Selon la jurisprudence, pour que l'algodystrophie puisse être considérée comme une conséquence d'un accident, il faut : a) la preuve d'une atteinte physique après un accident ou apparition après une opération faite à cause d'un accident ; b) l'exclusion d'autres facteurs causals non traumatiques ; c) un faible temps de latence entre l'accident et l'apparition de l'algodystrophie, au plus six à huit semaines (ATFA U 436/06 du 6 juillet 2007, consid. 3.4.2.1).
c) Ainsi, comme on vient de le voir, il est constant que le recourant présente une algodystrophie. Les premiers indices d’une algodystrophie datent du 3 mai 2007, soit plus de treize semaines après l’accident du 27 janvier 2007 et l’ostéosynthèse du 2 février 2007. Le temps de latence est ainsi trop long pour admettre un lien de causalité naturelle entre l’algodystrophie et cet accident. De même, il n’y a pas d’indication que l’algodystrophie soit consécutive à la déchirure partielle de la jonction musculo-tendineuse du jumeau interne droit le 13 août 2007 ; en effet, le rapport du Dr H.________ du 27 septembre 2007 fait uniquement état d’un léger empâtement de la cheville. Les symptômes typiques d’une algodystrophie, telles que sensations de chaleur et de sueurs froides alternantes ne sont quant à eux signalés que dans un rapport du 13 mars 2008, soit bien après le temps de latence requis.
d) S'agissant des lombalgies dont souffre le recourant, les Drs W.________ et F.________ et le Dr M., dans leurs rapports respectifs des 18 juin 2008 et 23 mai 2008 du Dr M., ont relevé que la lombalgie avait une origine lombaire basse non spécifique ; quant à l'irradiation dans la fesse et dans la région trochantérienne gauche, elle était de nature non radiculaire ; en effet, l'examen neurologique ne montrait pas de syndrome radiculaire irritatif ou déficitaire. Le Dr M.________ s’est par ailleurs prononcé plus précisément sur le rapport de causalité, en précisant qu’il était difficile de déterminer les facteurs favorisant la lombalgie. Il était d'avis que le déconditionnement physique et la boiterie pouvaient en être deux causes. Point n'est besoin de trancher le rapport de causalité naturelle car la causalité adéquate devra, comme nous le verrons, être niée.
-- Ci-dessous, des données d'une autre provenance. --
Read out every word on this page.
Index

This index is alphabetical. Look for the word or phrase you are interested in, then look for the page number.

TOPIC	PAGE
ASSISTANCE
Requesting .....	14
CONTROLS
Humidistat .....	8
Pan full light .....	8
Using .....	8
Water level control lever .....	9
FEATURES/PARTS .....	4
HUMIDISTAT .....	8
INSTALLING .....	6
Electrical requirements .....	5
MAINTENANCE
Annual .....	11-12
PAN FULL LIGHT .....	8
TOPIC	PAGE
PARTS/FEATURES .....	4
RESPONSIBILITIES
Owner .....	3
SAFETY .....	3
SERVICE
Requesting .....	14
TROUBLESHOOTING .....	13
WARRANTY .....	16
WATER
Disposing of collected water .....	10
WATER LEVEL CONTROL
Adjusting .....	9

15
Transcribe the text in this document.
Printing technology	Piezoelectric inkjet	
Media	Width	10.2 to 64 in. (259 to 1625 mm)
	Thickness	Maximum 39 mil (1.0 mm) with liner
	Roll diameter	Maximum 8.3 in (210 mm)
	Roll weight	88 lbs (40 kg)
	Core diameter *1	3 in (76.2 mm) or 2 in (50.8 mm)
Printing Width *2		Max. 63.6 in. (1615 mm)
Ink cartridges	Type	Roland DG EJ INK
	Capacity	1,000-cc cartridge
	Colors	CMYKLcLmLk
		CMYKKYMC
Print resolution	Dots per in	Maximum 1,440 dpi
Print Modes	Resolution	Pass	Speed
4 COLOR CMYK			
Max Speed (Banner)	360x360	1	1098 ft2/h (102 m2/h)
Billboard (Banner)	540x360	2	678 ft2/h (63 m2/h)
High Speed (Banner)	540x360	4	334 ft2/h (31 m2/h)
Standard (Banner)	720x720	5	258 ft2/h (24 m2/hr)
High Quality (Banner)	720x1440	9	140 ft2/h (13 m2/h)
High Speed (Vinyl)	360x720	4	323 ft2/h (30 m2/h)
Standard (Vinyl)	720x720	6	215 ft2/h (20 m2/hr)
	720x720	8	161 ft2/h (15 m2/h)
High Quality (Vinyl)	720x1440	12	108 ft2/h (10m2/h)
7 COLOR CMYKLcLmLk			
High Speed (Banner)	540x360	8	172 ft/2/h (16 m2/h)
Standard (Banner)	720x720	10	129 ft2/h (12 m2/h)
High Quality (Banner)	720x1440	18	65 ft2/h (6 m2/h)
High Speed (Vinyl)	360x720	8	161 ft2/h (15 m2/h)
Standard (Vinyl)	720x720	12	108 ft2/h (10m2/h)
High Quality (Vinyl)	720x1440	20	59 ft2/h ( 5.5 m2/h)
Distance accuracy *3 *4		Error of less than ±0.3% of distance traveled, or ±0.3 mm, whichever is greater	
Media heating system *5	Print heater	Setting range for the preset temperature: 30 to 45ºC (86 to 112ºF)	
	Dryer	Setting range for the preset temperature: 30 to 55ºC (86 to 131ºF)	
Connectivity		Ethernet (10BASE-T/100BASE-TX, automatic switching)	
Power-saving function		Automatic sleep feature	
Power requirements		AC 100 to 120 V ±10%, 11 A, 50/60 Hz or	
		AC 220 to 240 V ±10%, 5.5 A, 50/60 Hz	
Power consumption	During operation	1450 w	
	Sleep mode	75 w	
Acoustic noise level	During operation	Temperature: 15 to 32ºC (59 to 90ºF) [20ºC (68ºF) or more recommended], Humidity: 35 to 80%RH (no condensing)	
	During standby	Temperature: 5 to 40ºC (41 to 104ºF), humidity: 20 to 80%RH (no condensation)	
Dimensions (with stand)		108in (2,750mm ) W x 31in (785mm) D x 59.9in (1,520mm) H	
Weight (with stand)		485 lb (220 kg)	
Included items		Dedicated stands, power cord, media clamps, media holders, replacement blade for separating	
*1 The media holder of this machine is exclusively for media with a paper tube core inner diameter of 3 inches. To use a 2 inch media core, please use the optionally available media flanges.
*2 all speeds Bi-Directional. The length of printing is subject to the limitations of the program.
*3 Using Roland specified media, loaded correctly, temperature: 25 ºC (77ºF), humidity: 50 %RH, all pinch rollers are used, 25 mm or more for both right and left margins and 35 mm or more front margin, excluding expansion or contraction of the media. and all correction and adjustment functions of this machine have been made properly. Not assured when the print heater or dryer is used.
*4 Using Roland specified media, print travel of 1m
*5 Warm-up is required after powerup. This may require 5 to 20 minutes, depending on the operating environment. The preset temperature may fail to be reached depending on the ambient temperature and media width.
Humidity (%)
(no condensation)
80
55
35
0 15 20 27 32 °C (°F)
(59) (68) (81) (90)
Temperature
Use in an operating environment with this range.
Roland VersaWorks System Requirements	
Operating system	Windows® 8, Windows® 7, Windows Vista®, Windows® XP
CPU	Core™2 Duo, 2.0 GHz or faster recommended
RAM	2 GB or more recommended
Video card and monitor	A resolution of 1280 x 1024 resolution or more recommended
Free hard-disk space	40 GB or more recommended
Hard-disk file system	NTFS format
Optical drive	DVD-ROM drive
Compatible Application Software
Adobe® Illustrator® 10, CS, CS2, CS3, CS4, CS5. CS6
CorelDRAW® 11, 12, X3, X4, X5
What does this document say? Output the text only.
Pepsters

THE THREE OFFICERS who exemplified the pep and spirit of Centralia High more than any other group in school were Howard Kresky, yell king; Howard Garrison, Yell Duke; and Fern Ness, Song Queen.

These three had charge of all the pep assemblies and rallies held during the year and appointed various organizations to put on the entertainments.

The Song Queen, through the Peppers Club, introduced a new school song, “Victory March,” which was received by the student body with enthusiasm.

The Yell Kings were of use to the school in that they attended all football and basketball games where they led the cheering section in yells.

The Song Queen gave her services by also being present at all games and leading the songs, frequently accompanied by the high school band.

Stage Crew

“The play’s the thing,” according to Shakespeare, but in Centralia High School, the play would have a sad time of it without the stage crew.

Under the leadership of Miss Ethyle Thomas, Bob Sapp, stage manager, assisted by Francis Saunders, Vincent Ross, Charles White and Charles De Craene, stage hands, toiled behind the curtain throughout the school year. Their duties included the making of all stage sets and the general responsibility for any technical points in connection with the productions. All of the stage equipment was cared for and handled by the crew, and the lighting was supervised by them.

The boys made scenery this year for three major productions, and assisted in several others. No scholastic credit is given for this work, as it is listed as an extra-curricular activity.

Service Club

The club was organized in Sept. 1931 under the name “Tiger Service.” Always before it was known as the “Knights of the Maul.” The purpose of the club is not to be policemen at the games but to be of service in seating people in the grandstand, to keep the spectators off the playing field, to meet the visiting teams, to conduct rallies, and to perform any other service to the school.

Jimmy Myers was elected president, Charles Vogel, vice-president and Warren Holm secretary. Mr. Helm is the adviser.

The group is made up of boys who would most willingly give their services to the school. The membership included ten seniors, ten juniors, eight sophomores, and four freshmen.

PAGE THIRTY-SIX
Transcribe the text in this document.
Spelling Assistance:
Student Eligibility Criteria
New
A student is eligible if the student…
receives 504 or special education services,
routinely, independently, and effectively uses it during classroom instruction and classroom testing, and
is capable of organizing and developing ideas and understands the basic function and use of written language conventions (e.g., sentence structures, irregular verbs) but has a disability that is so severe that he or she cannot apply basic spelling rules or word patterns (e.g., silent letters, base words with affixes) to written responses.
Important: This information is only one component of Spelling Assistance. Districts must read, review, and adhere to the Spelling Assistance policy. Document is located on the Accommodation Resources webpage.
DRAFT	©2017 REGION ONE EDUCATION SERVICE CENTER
e) S'agissant des troubles psychiques, le Dr C.________ a évoqué, le 3 septembre 2008, l'existence d’un trouble réactionnel dépressif. Le Dr L., le 8 octobre 2008, a mentionné des troubles somatoformes de type réaction de stress post-traumatique avec des caractéristiques de dépression. Comme on l'a vu, le consilium psychiatrique du 16 mai 2008 de la DressV., n’a pas mis en évidence l'existence d'une pathologie psychiatrique aiguë évoquant plutôt un épisode dépressif, un trouble anxieux ou un trouble psychotique.
Les rapports médicaux postérieurs à la décision attaquée, ont mis en évidence un état dépressif réactionnel et un trouble somatoforme généralisé (rapport du Dr Q.________ du 1er octobre 2009), un trouble somatoforme douloureux (rapport de la Dresse T.________ du 2 octobre 2009), un état de stress post-traumatique, un épisode dépressif moyen et un syndrome douloureux somatoforme persistant (rapport de la psychologue N.________ du 30 octobre 2009).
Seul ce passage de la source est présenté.